257 total views, 1 views today
Are you a person that talks with your hands? Maybe you are like some people who find it almost impossible to speak without making some kind of hand gestures or facial expressions as you converse. The truth is that we all use hand movements, nodding, and other gestures to varying degrees. Many of these gestures and others like known as emblems.
Knowing how we can communicate more effectively as we share the gospel can only help to open doors and create opportunities. When we involve the Holy Spirit as we share, He convicts and opens the heart of the listener. He does the saving. Not us.
I can illustrate this by giving an example I saw recently. I was at an evangelistic training event for an outreach in a local community working on the streets. One person gave a demonstration of how they went about witnessing. He picked a gentleman from the audience to do a role play. What he said was very good, however as he spoke he invaded the person’s space standing closer than a foot away holding the man’s hand continually and not letting him go. You could see how uncomfortable the person was and how he desperately wanted to move away.
Key Point: Good communication involves using common sense
When I teach evangelism I say that most of it involves the use of common sense. We just need to speak to people in the way that we would like to be spoken to. Having an awareness of how the person feels taking careful notice of their reactions.

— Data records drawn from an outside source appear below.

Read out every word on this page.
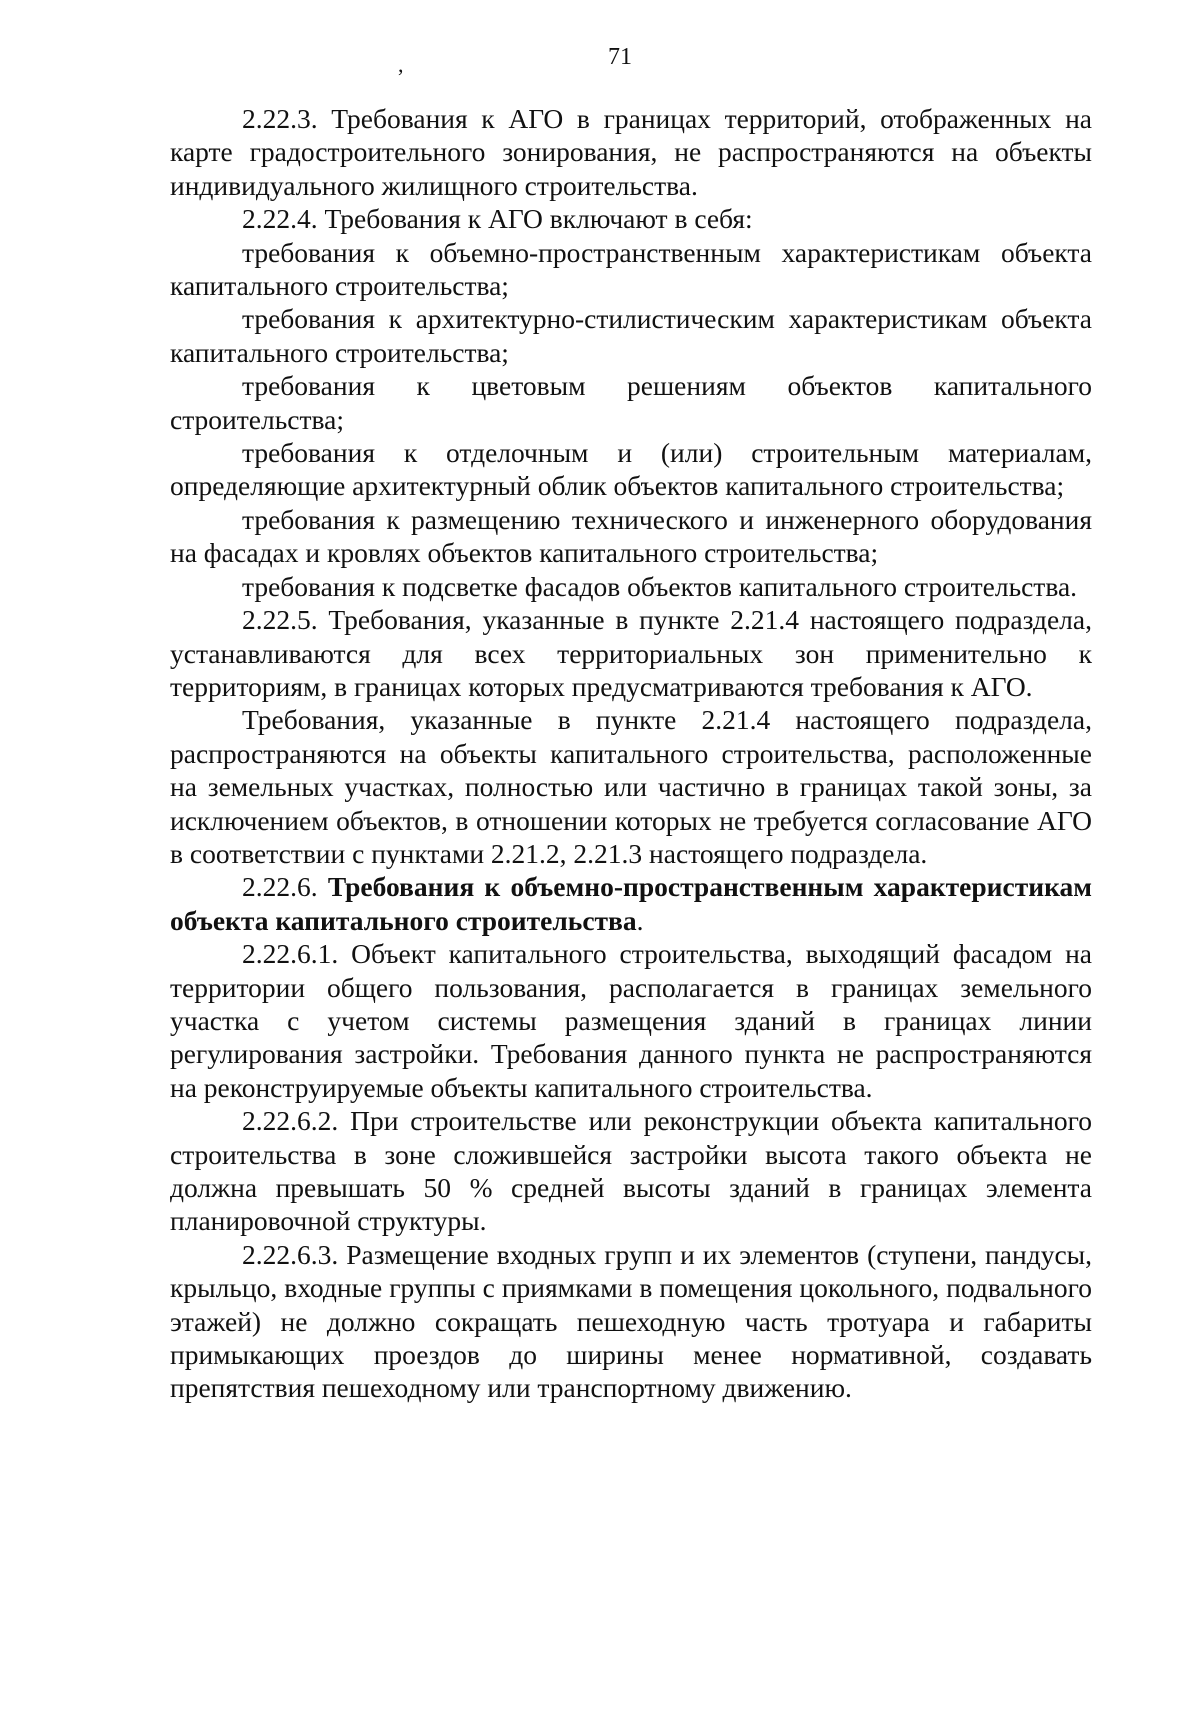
71
,

2.22.3. Требования к АГО в границах территорий, отображенных на карте градостроительного зонирования, не распространяются на объекты индивидуального жилищного строительства.

2.22.4. Требования к АГО включают в себя:

требования к объемно-пространственным характеристикам объекта капитального строительства;

требования к архитектурно-стилистическим характеристикам объекта капитального строительства;

требования к цветовым решениям объектов капитального строительства;

требования к отделочным и (или) строительным материалам, определяющие архитектурный облик объектов капитального строительства;

требования к размещению технического и инженерного оборудования на фасадах и кровлях объектов капитального строительства;

требования к подсветке фасадов объектов капитального строительства.

2.22.5. Требования, указанные в пункте 2.21.4 настоящего подраздела, устанавливаются для всех территориальных зон применительно к территориям, в границах которых предусматриваются требования к АГО.

Требования, указанные в пункте 2.21.4 настоящего подраздела, распространяются на объекты капитального строительства, расположенные на земельных участках, полностью или частично в границах такой зоны, за исключением объектов, в отношении которых не требуется согласование АГО в соответствии с пунктами 2.21.2, 2.21.3 настоящего подраздела.

2.22.6. Требования к объемно-пространственным характеристикам объекта капитального строительства.

2.22.6.1. Объект капитального строительства, выходящий фасадом на территории общего пользования, располагается в границах земельного участка с учетом системы размещения зданий в границах линии регулирования застройки. Требования данного пункта не распространяются на реконструируемые объекты капитального строительства.

2.22.6.2. При строительстве или реконструкции объекта капитального строительства в зоне сложившейся застройки высота такого объекта не должна превышать 50 % средней высоты зданий в границах элемента планировочной структуры.

2.22.6.3. Размещение входных групп и их элементов (ступени, пандусы, крыльцо, входные группы с приямками в помещения цокольного, подвального этажей) не должно сокращать пешеходную часть тротуара и габариты примыкающих проездов до ширины менее нормативной, создавать препятствия пешеходному или транспортному движению.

“The hearts of the wise make their mouths prudent, and their lips promote instruction” Proverbs 16: 23 NIV
“They make a lot of sense, these wise folks; whenever they speak, their reputation increases” Proverbs 16: 23 Message
Sometimes known as signs or emblems, gestures can replace or supersede words, numbers, and even punctuation marks. They can vary from the well-known gesture of a person holding their thumbs up to signify that everything is good, through to someone making a fist pump when they win at something or get a good result.
We also need to be aware that signs and emblems can vary in different cultures. The thumb and forefinger gesture used to represent the word ‘Okay’ in countries like the United States can take on a very offensive interpretation.
When you are sharing the gospel, a good thing to do with your hands is to keep them open while you speak. You can do this by using what is known as open body language. Meaning that when you stand, make sure that your arms are down by your side with your palms facing your listener. Doing this signifies that you are open and honest as well as being open to what the person has to say.
We sometimes fold our arms when we are cold or because it is a comfortable position. However, it can also be a barrier when someone basically hides their hands in an arm fold. Children often do this when they are told “No” by their parents, which is usually accompanied by a frown or a pout. This form of disagreement can transcend into our adult life, so we need to be aware of folding our own arms when someone objects to the message.
People disagreeing with you or even making objections to the gospel is to be expected as you witness. The evangelist Reinhard Bonnke said that fish don’t generally jump into fishing nets.
We make gestures or illustrators to add weight and reinforce what we are saying. In most cases, as we converse we do this subconsciously. Signs or emblems include all of those gestures that supplant words, numbers, and punctuation marks. Correct use of them adds a great deal to the words we use.
Great preachers are often very expressive as they speak. They draw people in and reinforce what they say illustrating with gestures and other expressions. They know how to do this, combining them with changes in vocal volume, speech rate and the use of deliberate pauses to add emphasis.
Using them wisely can be used to grab a persons attention and they can also confirm or repeat what we say. A common example would be saying yes to a person while we nod our head at the same time. Also, we use them as a substitute for words, such as shaking your head to say no or using nonverbal signals to regulate speech. These are known as “Turn Taking” signals.
Correctly using these gestures along with what we say make it possible for us to alternate the conversational roles of speaking and listening. We don’t want to give a speech. We need to have conversations.
I am absolutely certain that the Apostle Paul would have spoken in this way. He was undoubtedly empowered by the Holy Spirit who worked through.
Then Agrippa said to Paul, “You have permission to speak for yourself.” So Paul motioned with his hand to begin his defence. Acts 26: 1-2
One to avoid is finger-pointing, especially when accompanied by the word “You”. This is an over-assertive act. If you are not careful you can come across as accusatory. It is ok to use pointing in a complementary manner. It can add emphasis when using phrases like, “You are correct” or, ” You did well”.
I have seen people witnessing for Jesus, pointing saying, “You are a sinner” or “You are lost”. I say to evangelism classes, “If you want to point, make sure that you point at yourself. Replacing the word “You” with “I”. Using phrases like, “I realised I was a sinner and needed Gods forgiveness” or “I understood that I was lost and needed a saviour”. Speaking in that way means that you don’t come across in condemnation of the person you are speaking to.
We need to remember that we are trying to win a person for Christ. We must avoid our conversation becoming a jousting contest. Our aim is simply to have a meaningful conversation so that we can tell them about Jesus.
Have you really thought about how you communicate?